Pour toutes ces raisons, la commission et le Conseil national ont décidé au mois de mars de compléter le nom de ces "offices d'information" par "offices d'information et de conseil", avec la conviction que cette dénomination des offices était bien plus appropriée, surtout si l'on considérait les services qu'ils devraient offrir aux femmes enceintes et à leurs partenaires en cas d'analyse génétique prénatale problématique.

Bien que tout le monde semble partager ces préoccupations, les discussions, soit au Conseil des Etats, soit en [PAGE 1249] commission, se sont plutôt bloquées sur la question des coûts de ces offices. Bien que le message soit très clair, bien que la formulation de l'article 17 soit aussi très claire, on craint une explosion des coûts. C'est surtout la minorité de la commission qui craint cela. A ce propos, je ne peux que répéter ce qui est écrit dans le message et ce qui a été discuté et présenté en commission. A l'article 17 alinéa 1, on dit que les cantons veillent à la mise sur pied d'offices d'information avec ces tâches. Cette formulation s'inspire de l'article 171 du Code civil relatif aux offices de consultation conjugale. Le terme "veillent à" signifie que les cantons jouissent d'une grande liberté dans l'exécution de leur mandat. Si un canton dispose déjà de plusieurs offices d'information, publics ou privés, il ne doit pas en créer de nouveaux.

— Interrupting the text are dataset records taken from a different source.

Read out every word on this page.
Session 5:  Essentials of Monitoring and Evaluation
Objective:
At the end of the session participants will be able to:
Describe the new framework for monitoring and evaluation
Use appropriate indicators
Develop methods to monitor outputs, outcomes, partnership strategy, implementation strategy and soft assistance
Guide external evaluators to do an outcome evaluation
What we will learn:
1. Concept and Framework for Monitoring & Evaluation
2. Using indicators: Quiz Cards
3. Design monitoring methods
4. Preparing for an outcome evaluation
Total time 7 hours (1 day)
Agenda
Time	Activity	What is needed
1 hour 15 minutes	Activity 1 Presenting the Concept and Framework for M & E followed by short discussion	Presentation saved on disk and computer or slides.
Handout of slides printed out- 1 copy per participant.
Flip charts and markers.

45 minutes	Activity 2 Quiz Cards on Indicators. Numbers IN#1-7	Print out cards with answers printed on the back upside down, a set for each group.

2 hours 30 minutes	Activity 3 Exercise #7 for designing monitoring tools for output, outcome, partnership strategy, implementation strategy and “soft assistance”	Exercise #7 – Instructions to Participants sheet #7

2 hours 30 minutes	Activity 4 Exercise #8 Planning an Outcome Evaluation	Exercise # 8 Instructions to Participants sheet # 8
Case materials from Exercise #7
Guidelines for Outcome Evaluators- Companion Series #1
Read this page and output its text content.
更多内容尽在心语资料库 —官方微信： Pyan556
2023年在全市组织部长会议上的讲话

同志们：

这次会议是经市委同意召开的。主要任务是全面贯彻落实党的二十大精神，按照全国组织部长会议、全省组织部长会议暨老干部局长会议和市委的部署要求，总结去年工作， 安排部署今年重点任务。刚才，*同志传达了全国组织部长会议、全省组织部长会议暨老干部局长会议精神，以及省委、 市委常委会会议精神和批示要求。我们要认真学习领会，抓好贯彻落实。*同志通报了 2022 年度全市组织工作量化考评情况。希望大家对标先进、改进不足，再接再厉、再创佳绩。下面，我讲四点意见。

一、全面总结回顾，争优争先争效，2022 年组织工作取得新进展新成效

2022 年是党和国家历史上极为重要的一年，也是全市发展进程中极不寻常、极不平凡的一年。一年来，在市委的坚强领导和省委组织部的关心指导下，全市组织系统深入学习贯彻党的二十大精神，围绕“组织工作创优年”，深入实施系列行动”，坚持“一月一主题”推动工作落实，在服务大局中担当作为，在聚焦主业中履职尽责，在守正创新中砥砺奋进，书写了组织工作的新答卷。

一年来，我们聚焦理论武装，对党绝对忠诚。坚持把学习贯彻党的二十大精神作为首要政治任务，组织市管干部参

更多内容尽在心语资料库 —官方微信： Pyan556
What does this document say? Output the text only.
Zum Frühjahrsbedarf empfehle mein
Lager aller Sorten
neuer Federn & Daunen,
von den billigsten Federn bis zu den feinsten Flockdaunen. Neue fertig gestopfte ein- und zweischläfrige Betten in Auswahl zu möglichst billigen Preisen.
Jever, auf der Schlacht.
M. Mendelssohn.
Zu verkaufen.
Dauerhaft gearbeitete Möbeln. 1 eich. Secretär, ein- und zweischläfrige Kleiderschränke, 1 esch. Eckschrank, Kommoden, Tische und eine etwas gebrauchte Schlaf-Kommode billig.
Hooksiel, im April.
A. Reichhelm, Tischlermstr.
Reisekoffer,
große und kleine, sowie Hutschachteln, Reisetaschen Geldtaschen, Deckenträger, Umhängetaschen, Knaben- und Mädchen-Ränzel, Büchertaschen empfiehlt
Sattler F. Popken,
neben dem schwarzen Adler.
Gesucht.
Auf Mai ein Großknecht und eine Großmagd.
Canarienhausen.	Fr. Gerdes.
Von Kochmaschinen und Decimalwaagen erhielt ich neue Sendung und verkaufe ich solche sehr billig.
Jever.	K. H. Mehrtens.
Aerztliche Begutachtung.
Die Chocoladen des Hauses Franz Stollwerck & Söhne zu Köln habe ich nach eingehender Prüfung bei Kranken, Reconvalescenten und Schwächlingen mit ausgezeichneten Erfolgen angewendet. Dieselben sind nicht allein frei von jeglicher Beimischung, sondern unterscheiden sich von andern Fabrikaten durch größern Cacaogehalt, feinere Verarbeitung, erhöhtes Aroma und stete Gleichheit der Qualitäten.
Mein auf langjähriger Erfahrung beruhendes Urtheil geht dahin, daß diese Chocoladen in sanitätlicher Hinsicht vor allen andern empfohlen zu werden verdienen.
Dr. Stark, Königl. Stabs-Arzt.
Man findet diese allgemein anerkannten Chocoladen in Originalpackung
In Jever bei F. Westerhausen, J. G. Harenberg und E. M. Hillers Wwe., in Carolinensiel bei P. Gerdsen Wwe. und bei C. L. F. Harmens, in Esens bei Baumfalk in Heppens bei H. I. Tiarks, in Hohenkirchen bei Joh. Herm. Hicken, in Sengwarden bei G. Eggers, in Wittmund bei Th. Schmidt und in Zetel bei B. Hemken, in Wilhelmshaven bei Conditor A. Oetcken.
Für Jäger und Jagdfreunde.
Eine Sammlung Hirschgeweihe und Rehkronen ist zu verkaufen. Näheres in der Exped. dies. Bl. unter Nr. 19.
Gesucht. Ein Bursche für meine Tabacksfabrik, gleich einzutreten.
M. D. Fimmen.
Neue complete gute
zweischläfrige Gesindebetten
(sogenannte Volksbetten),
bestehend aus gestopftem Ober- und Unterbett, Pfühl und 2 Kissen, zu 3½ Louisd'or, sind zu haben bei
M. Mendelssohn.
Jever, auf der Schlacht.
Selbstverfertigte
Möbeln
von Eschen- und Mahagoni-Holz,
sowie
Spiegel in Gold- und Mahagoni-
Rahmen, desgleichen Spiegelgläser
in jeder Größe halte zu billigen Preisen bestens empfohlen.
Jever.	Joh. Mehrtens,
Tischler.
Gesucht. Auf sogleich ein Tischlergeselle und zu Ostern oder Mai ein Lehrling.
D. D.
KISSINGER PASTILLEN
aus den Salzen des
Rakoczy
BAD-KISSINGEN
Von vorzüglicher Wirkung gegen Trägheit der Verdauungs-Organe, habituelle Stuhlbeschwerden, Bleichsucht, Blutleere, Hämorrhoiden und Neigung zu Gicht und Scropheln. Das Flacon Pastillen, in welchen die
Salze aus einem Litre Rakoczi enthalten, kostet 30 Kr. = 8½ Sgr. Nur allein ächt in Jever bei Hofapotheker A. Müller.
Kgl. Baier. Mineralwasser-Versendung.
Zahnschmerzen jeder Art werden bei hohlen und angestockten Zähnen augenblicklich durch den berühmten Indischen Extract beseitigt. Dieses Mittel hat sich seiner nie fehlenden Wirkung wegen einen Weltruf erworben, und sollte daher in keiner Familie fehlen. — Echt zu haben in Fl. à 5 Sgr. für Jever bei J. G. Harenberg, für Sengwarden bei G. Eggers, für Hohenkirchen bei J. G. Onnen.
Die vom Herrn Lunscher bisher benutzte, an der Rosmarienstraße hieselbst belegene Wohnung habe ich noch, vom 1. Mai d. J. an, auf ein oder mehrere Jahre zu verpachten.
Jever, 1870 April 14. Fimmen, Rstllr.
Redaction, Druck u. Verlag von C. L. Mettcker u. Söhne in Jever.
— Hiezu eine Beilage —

A l'article 17 alinéa 2, il est dit encore que les cantons "peuvent créer ces offices en commun ou confier les tâches .... aux centres de consultation reconnus en matière de grossesse". Je vous rappelle que la loi fédérale sur les centres de consultation en matière de grossesse date de 1981 et que, dans tous les cantons, il y a des centres de consultation. En plus, les cantons peuvent aussi créer un office en commun. Cette réglementation a été largement approuvée lors de la procédure de consultation.

Pour toutes ces raisons, la majorité de la commission, par 13 voix contre 8 et 2 abstentions, vous demande d'en rester à la formulation décidée au mois de mars dernier, c'est-à-dire qu'aux articles 15, 16 et 17, on prévoit des "offices d'information et de conseil".